6. Comparative Analysis of Dysfunctional NK Cell States and ME/CFS NK Cells

It remains unclear whether exhaustion, anergy, and senescence in NK cells represent unique types of dysfunctional states. Generally, NK cell dysfunction, typically marked by a decline in the effector function or proliferation, is assessed by the IFNγ and Granzyme B production, but these markers are very generic, and cannot distinguish between the three phenotypes listed above [182]. Judge et al. created an elegant comprehensive review of the current state of investigations into exhaustion, anergy, and senescence in NK cells [182].
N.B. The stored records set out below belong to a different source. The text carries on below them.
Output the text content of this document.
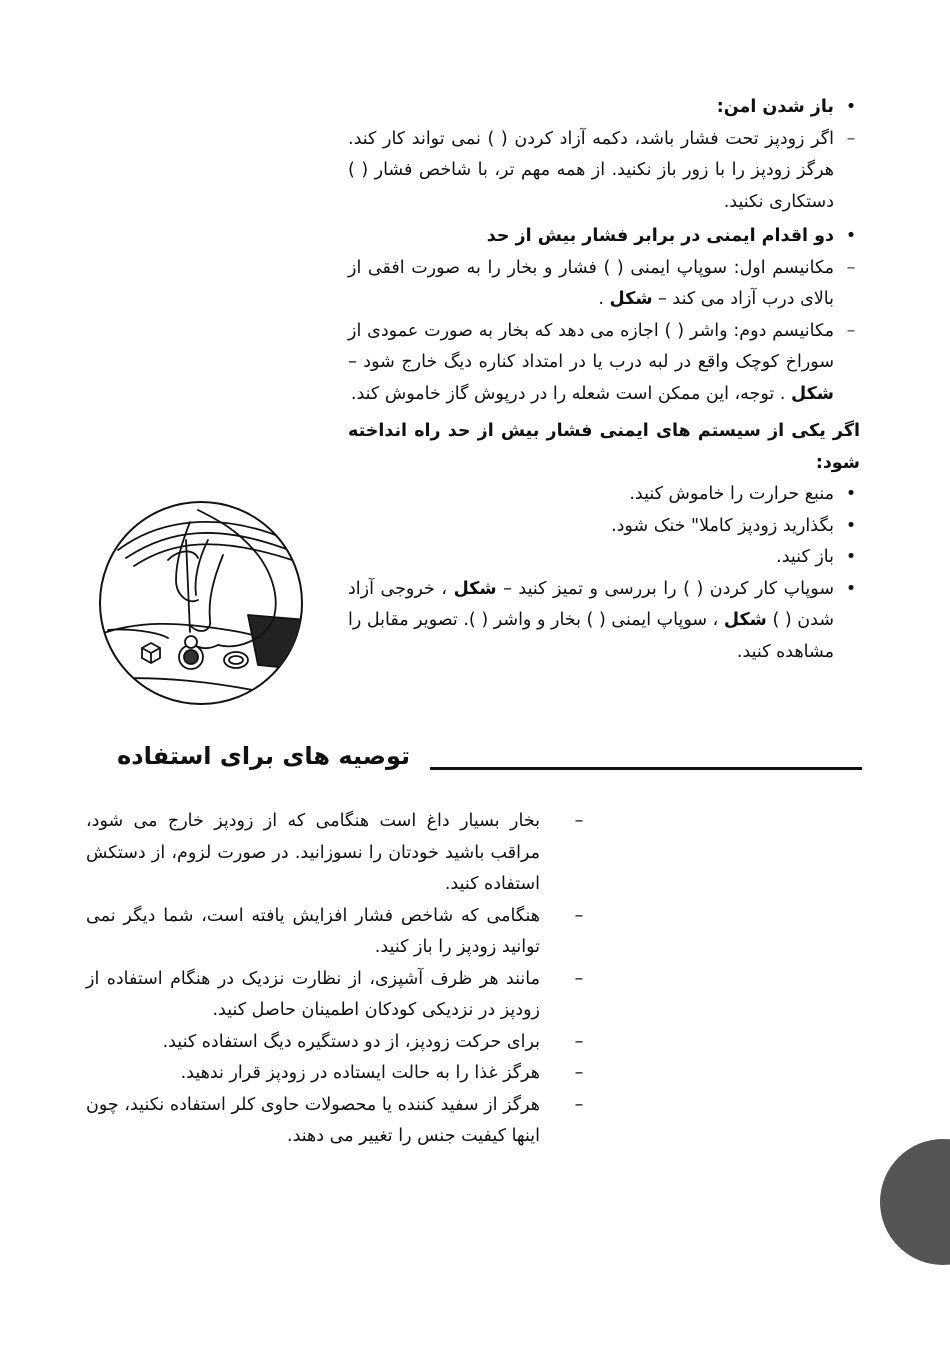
•
باز شدن امن:
–
اگر زودپز تحت فشار باشد، دکمه آزاد کردن ( ) نمی تواند کار کند. هرگز زودپز را با زور باز نکنید. از همه مهم تر، با شاخص فشار ( ) دستکاری نکنید.
•
دو اقدام ایمنی در برابر فشار بیش از حد
–
مکانیسم اول: سوپاپ ایمنی ( ) فشار و بخار را به صورت افقی از بالای درب آزاد می کند – شکل .
–
مکانیسم دوم: واشر ( ) اجازه می دهد که بخار به صورت عمودی از سوراخ کوچک واقع در لبه درب یا در امتداد کناره دیگ خارج شود – شکل . توجه، این ممکن است شعله را در درپوش گاز خاموش کند.
اگر یکی از سیستم های ایمنی فشار بیش از حد راه انداخته شود:
•
منبع حرارت را خاموش کنید.
•
بگذارید زودپز کاملا" خنک شود.
•
باز کنید.
•
سوپاپ کار کردن ( ) را بررسی و تمیز کنید – شکل ، خروجی آزاد شدن ( ) شکل ، سوپاپ ایمنی ( ) بخار و واشر ( ). تصویر مقابل را مشاهده کنید.
توصیه های برای استفاده
–
بخار بسیار داغ است هنگامی که از زودپز خارج می شود، مراقب باشید خودتان را نسوزانید. در صورت لزوم، از دستکش استفاده کنید.
–
هنگامی که شاخص فشار افزایش یافته است، شما دیگر نمی توانید زودپز را باز کنید.
–
مانند هر ظرف آشپزی، از نظارت نزدیک در هنگام استفاده از زودپز در نزدیکی کودکان اطمینان حاصل کنید.
–
برای حرکت زودپز، از دو دستگیره دیگ استفاده کنید.
–
هرگز غذا را به حالت ایستاده در زودپز قرار ندهید.
–
هرگز از سفید کننده یا محصولات حاوی کلر استفاده نکنید، چون اینها کیفیت جنس را تغییر می دهند.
Anergy has not been studied extensively in NK cells, but has been hypothesized in depth in the aforementioned review. For example, NK cells, which require a three-signal sequence for maximal activation and proliferation, may become anergic following an insufficient activating signal, or a strong stimulus without an adequate co-stimulation [214]. Proposing a comparable process to that of anergic T cells, NK cells would become anergic if CD137 signaling were not engaged at the time of the NK–antigen-presenting-cell (APC) contact [182,214]. Of note, a tumor study defined NK cell anergy precisely in this manner, whereby anergic NK cells were accompanied by an impaired early signal transduction [215]. The proliferative capabilities during this understudied condition in NK cells are unknown, but the cytotoxicity would very likely be reduced as a consequence of this hypometabolic, hyporesponsive state [182].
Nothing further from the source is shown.